Manipulierte Fahrtenschreiber in polnischen LKW auf der A4
Ein polnischer Spediteure hat sich gleich doppelt Ärger mit der Dresdner Polizei eingehandelt. Bei Wilsdruff haben Beamte einen LKW kontrolliert, der Fahrtenschreiber war manipuliert und lieferte falsche Lenk- und Ruhezeiten. Als die Spedition einen Ersatz-LKW schickte kam heraus, dass auch in diesem Fahrzeug der Fahrtenschreiber manipuliert war. Gegen die Fahrer und das Unternehmen sind nun Ermittlungsverfahren eingeleitet worden. Sie mussten 17.500 Euro als Sicherheitsleistung hinterlegen, teilte die Polizei mit.

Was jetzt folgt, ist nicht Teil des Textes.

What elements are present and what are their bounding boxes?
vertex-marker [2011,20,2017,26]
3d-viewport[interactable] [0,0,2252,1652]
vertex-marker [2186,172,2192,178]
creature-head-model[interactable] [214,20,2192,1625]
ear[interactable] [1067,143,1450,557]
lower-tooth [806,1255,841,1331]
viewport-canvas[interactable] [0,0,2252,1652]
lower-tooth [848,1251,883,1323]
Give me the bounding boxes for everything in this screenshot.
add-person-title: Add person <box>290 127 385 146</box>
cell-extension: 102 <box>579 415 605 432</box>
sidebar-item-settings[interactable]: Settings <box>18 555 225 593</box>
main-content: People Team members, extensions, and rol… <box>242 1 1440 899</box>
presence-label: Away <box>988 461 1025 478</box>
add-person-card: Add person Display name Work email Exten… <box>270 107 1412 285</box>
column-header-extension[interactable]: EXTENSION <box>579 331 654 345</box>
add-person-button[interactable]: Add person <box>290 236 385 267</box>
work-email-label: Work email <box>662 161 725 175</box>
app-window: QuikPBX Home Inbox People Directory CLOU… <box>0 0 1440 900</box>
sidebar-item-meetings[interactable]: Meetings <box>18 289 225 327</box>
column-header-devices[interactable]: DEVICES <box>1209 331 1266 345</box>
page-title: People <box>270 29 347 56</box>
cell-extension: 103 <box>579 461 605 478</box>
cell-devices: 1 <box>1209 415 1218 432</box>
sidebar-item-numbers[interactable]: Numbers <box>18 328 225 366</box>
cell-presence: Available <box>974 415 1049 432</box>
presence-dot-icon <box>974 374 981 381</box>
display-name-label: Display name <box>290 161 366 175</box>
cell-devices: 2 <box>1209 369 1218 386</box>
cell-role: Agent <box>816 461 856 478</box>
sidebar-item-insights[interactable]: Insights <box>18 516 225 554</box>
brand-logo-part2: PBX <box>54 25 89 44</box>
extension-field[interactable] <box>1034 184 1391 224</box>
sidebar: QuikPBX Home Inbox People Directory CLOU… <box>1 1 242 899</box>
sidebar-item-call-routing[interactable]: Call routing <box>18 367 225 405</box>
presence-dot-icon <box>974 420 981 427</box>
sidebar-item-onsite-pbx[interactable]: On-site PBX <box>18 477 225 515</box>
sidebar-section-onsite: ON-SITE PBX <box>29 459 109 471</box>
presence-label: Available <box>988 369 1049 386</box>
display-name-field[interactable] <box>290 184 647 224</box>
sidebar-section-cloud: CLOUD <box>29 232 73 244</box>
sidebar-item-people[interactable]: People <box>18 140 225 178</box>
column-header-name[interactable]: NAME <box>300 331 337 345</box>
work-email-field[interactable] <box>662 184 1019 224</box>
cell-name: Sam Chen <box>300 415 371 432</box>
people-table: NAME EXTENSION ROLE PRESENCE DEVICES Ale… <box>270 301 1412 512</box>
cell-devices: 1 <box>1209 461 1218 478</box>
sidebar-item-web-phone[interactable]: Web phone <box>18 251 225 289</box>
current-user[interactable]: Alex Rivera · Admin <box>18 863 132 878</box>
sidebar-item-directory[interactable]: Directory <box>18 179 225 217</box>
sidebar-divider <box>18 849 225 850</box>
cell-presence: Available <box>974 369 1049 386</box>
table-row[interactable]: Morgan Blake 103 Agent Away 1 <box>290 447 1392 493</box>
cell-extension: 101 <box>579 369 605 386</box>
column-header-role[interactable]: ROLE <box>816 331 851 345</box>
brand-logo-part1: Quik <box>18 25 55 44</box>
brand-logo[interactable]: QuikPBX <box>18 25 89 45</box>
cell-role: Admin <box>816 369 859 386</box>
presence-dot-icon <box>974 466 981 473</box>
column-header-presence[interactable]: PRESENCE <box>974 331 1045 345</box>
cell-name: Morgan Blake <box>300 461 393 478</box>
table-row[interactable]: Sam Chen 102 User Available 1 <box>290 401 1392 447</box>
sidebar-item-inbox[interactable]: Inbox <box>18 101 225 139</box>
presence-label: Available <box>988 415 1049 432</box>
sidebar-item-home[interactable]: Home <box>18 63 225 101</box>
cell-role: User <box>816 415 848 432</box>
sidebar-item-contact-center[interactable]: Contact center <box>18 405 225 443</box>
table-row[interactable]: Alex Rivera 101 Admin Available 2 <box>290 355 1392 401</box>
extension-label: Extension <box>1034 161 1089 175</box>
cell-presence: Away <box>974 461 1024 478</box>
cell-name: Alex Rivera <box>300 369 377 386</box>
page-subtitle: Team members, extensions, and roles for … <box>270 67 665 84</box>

Die vollständige Mitteilung der Polizei lesen:
Manipulierter Fahrtenschreiber in Lkw
Zeit: 26.11.2018, 10.00 Uhr
Ort: BAB 4, Wilsdruff, Eisenach-Dresden
Am Montag kontrollierten Beamte der Lkw-Kontrollgruppe der
Dresdner Verkehrspolizei auf der BAB 4 in Höhe Wilsdruff einen polnischen Sattelzug. Dabei fiel den Polizisten auf, dass der elektronische Fahrtenschreiber manipuliert war und Lenk- und Ruhezeiten verfälschte. Das Gerät musste in einer Fachwerkstatt gewechselt werden. Die Firma schickte am nächsten Tag einen weiteren Lkw, um die Ladung zu übernehmen. Auch bei diesem fanden die Polizisten einen manipulierter Fahrtenschreiber vor.
Gegen die Fahrer und den Unternehmer leiteten die Beamten daraufhin ein Ermittlungsverfahren wegen Fälschung technischer Aufzeichnungen ein. Zudem musste eine Sicherheitsleistung von insgesamt 17.500 Euro hinterlegt werden.